47. A patient is taking paroxetine (a CYP2D6 substrate) and is also a CYP2D6 Poor Metabolizer. They are then prescribed bupropion, which is a CYP2D6 inhibitor. This situation represents a:

• A. Low-risk combination.
• B. High risk for therapeutic failure of paroxetine.
• C. High risk for paroxetine toxicity due to two factors reducing its clearance.
• D. High risk for bupropion toxicity.

Answer: C. High risk for paroxetine toxicity due to two factors reducing its clearance.

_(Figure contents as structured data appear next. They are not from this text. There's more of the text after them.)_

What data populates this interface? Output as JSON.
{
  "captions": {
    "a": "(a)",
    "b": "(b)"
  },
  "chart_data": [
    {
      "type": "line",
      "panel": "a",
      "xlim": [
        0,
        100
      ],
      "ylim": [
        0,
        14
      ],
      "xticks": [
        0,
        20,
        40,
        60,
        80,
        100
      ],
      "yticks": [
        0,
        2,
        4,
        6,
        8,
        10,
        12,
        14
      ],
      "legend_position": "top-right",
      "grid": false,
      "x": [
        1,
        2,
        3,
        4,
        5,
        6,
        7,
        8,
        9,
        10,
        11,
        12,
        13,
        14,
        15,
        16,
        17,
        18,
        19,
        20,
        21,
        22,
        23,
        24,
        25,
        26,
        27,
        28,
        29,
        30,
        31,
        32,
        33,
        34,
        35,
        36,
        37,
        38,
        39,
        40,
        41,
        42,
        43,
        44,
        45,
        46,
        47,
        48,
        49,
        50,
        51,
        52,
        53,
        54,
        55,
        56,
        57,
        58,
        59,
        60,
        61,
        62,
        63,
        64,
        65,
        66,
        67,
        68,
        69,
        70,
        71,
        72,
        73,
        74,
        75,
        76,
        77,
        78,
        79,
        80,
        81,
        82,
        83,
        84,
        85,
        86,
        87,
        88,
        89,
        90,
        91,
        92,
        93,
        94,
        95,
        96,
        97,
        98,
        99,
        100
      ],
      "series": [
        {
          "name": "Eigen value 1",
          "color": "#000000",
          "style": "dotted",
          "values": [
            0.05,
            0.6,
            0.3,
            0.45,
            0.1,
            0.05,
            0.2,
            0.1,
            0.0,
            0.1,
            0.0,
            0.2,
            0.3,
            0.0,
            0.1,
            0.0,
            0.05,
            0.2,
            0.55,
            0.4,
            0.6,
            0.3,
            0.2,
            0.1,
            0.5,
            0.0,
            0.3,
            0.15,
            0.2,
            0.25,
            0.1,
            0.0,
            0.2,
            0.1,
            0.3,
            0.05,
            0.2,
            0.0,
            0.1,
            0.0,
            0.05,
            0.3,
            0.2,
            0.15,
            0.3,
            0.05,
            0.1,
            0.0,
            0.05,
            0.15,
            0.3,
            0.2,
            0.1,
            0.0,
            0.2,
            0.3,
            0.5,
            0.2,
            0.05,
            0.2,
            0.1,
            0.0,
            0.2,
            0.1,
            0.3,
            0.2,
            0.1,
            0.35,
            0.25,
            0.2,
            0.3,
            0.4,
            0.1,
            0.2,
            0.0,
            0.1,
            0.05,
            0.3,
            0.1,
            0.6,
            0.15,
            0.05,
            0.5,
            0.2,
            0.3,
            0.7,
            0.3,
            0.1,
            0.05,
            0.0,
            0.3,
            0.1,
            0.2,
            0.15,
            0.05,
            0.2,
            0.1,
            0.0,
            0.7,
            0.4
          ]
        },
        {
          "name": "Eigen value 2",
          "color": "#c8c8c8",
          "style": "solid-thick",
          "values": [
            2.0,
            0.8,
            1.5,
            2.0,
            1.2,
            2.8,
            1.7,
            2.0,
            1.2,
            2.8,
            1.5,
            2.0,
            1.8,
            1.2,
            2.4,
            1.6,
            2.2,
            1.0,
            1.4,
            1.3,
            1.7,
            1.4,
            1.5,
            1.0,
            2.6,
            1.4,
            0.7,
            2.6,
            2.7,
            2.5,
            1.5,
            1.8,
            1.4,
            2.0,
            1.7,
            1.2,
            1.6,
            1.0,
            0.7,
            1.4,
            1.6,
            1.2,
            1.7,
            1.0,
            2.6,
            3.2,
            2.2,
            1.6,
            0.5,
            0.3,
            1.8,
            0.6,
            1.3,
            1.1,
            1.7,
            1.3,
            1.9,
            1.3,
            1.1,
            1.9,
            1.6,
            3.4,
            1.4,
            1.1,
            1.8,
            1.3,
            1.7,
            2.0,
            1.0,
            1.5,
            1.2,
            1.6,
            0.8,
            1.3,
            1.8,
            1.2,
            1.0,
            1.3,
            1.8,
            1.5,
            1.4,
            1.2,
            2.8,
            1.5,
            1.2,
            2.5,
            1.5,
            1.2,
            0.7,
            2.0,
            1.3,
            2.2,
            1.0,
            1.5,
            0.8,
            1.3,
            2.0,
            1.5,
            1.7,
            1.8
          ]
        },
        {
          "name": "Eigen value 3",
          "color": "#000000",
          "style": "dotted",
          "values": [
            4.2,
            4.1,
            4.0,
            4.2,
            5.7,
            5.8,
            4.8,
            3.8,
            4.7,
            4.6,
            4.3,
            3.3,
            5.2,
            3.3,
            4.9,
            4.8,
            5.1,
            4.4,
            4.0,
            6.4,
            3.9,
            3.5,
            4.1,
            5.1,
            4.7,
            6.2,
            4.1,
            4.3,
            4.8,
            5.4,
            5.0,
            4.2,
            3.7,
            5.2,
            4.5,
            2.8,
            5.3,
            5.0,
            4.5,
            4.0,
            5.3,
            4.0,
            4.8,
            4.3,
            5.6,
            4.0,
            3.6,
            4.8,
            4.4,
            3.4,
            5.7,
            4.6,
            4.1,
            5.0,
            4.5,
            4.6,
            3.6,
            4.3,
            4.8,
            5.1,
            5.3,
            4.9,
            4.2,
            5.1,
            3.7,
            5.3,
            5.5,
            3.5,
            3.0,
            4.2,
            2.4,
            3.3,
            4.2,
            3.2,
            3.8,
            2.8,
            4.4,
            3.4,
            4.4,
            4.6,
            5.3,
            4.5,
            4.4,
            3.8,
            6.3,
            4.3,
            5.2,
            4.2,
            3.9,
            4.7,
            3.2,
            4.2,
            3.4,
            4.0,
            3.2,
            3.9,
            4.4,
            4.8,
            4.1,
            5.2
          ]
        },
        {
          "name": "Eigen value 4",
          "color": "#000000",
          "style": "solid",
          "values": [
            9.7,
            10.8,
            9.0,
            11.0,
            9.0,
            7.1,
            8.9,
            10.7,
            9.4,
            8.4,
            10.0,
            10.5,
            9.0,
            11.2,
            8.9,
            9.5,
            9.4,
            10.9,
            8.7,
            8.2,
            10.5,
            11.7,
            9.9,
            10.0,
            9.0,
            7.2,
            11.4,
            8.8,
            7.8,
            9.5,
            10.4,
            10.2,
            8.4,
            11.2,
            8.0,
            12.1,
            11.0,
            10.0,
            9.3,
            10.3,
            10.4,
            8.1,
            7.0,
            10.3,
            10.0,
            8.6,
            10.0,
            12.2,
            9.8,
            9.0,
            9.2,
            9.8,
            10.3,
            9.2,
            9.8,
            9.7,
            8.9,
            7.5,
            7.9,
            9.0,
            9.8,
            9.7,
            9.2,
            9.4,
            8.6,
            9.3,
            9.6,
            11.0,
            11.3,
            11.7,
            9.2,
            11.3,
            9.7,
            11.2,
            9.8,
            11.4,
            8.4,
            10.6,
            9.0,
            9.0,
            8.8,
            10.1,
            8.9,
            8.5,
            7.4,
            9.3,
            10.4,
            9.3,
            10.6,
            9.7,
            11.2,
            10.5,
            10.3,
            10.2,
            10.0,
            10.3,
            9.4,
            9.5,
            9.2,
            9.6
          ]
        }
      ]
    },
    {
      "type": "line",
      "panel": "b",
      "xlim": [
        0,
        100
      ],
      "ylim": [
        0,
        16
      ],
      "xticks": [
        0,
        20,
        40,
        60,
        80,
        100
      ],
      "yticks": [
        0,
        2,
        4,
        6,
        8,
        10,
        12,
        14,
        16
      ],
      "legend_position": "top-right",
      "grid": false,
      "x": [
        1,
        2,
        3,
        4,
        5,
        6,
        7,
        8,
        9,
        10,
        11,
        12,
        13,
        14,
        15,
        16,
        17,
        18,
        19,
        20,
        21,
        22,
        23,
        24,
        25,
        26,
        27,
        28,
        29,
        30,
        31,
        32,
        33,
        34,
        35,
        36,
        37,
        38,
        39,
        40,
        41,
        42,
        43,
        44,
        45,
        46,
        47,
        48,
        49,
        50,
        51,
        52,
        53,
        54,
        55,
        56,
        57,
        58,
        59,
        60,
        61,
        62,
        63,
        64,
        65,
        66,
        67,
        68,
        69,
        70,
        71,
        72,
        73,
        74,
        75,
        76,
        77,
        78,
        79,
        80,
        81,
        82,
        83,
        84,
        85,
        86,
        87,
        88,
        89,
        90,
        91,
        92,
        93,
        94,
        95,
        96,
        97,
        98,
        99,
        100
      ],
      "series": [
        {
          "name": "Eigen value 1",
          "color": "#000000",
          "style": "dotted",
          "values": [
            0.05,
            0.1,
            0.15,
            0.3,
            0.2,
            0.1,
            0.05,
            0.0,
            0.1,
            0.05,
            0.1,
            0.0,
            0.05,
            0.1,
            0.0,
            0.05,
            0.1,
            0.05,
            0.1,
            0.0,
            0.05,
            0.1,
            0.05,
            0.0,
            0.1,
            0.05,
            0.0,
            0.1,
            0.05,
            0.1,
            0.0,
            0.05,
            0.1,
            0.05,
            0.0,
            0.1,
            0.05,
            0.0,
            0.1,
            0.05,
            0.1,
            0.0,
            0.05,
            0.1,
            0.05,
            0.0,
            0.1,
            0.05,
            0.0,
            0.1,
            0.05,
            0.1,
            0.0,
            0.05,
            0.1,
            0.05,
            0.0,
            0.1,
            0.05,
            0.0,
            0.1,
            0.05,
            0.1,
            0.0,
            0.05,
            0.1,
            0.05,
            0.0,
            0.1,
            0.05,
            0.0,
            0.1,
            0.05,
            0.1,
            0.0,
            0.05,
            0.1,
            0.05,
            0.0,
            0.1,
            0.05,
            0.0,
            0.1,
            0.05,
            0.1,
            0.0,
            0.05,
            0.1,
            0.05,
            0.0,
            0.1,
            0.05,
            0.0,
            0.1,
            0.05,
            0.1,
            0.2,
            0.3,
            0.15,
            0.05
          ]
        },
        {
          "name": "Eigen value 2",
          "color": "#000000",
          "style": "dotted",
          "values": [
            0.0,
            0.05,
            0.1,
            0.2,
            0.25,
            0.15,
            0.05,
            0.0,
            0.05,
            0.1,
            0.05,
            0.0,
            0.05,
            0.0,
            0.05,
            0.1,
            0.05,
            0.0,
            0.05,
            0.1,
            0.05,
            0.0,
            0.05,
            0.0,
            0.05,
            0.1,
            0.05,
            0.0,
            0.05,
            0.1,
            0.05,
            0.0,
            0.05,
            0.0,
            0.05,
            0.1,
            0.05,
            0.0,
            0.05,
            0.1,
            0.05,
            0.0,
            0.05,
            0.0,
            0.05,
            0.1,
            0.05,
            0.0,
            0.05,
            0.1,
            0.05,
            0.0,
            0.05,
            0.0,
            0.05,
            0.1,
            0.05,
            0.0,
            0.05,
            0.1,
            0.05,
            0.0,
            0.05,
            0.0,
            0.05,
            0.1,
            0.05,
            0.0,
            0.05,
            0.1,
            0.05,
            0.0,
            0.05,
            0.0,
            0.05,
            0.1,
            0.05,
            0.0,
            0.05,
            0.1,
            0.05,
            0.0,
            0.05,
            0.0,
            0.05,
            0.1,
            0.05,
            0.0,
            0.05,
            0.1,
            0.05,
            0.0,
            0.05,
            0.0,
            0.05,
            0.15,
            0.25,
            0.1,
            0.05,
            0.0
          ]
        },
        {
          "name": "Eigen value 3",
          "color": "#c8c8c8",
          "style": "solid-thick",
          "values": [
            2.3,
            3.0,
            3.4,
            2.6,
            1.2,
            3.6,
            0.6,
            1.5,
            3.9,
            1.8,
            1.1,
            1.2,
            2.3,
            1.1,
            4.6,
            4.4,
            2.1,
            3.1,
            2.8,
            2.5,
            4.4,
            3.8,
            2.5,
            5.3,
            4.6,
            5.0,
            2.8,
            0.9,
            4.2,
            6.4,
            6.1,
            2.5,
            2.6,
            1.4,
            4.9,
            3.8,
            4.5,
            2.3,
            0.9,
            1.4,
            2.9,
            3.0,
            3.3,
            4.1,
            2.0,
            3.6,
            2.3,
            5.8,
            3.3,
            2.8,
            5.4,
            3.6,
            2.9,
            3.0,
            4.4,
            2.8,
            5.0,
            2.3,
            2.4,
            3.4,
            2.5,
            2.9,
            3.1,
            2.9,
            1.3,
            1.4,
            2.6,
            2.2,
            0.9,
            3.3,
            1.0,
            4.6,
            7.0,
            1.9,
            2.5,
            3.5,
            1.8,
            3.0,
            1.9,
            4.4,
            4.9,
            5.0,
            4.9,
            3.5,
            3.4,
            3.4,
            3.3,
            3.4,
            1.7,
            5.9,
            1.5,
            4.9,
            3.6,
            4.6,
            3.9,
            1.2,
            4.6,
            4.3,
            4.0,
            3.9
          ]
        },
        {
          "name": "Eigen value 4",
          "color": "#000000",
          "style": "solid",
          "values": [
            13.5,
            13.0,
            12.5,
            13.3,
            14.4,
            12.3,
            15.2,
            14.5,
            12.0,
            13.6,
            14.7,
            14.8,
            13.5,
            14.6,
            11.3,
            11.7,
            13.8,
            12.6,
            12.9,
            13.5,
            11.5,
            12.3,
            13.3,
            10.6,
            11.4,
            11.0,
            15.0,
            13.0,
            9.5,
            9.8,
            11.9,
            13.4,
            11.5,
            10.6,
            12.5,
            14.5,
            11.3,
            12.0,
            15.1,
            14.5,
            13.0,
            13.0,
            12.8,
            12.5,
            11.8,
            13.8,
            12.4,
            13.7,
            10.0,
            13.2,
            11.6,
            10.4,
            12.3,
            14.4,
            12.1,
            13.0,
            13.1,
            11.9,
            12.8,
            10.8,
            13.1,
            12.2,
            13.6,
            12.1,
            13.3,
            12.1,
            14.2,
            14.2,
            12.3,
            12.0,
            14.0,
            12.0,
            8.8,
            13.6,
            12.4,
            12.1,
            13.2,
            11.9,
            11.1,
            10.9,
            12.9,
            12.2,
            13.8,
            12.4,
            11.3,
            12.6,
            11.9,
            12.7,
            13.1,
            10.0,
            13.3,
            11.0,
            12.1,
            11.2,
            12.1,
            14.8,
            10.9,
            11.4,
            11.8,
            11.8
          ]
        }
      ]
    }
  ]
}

48. In personalizing medicine, a patient’s report of “this drug has never worked for any of my family members” is:

• A. Irrelevant information that should be ignored.
• B. A potential clue to a shared genetic trait affecting drug response that warrants consideration.
• C. Proof that the patient will not respond to the drug.
• D. A sign of medication-seeking behavior.

Answer: B. A potential clue to a shared genetic trait affecting drug response that warrants consideration.

49. The

PHA5789C syllabus has a dedicated lecture on “Personalized Medicine and Antidepressants”, separate from the main management lecture. This implies that personalized medicine is considered:

• A. A minor, unimportant topic.
• B. A key, advanced concept in modern psychiatric pharmacotherapy.
• C. A topic for researchers only.
• D. The same as standard treatment.

Answer: B. A key, advanced concept in modern psychiatric pharmacotherapy.

50. The future of personalized medicine in depression treatment aims to integrate pharmacogenomics with other biomarkers to:

• A. Replace the need for pharmacists.
• B. Create more predictive models to guide therapy from the outset.
• C. Make treatment more complicated.
• D. Focus only on a patient’s genetics.

Answer: B. Create more predictive models to guide therapy from the outset.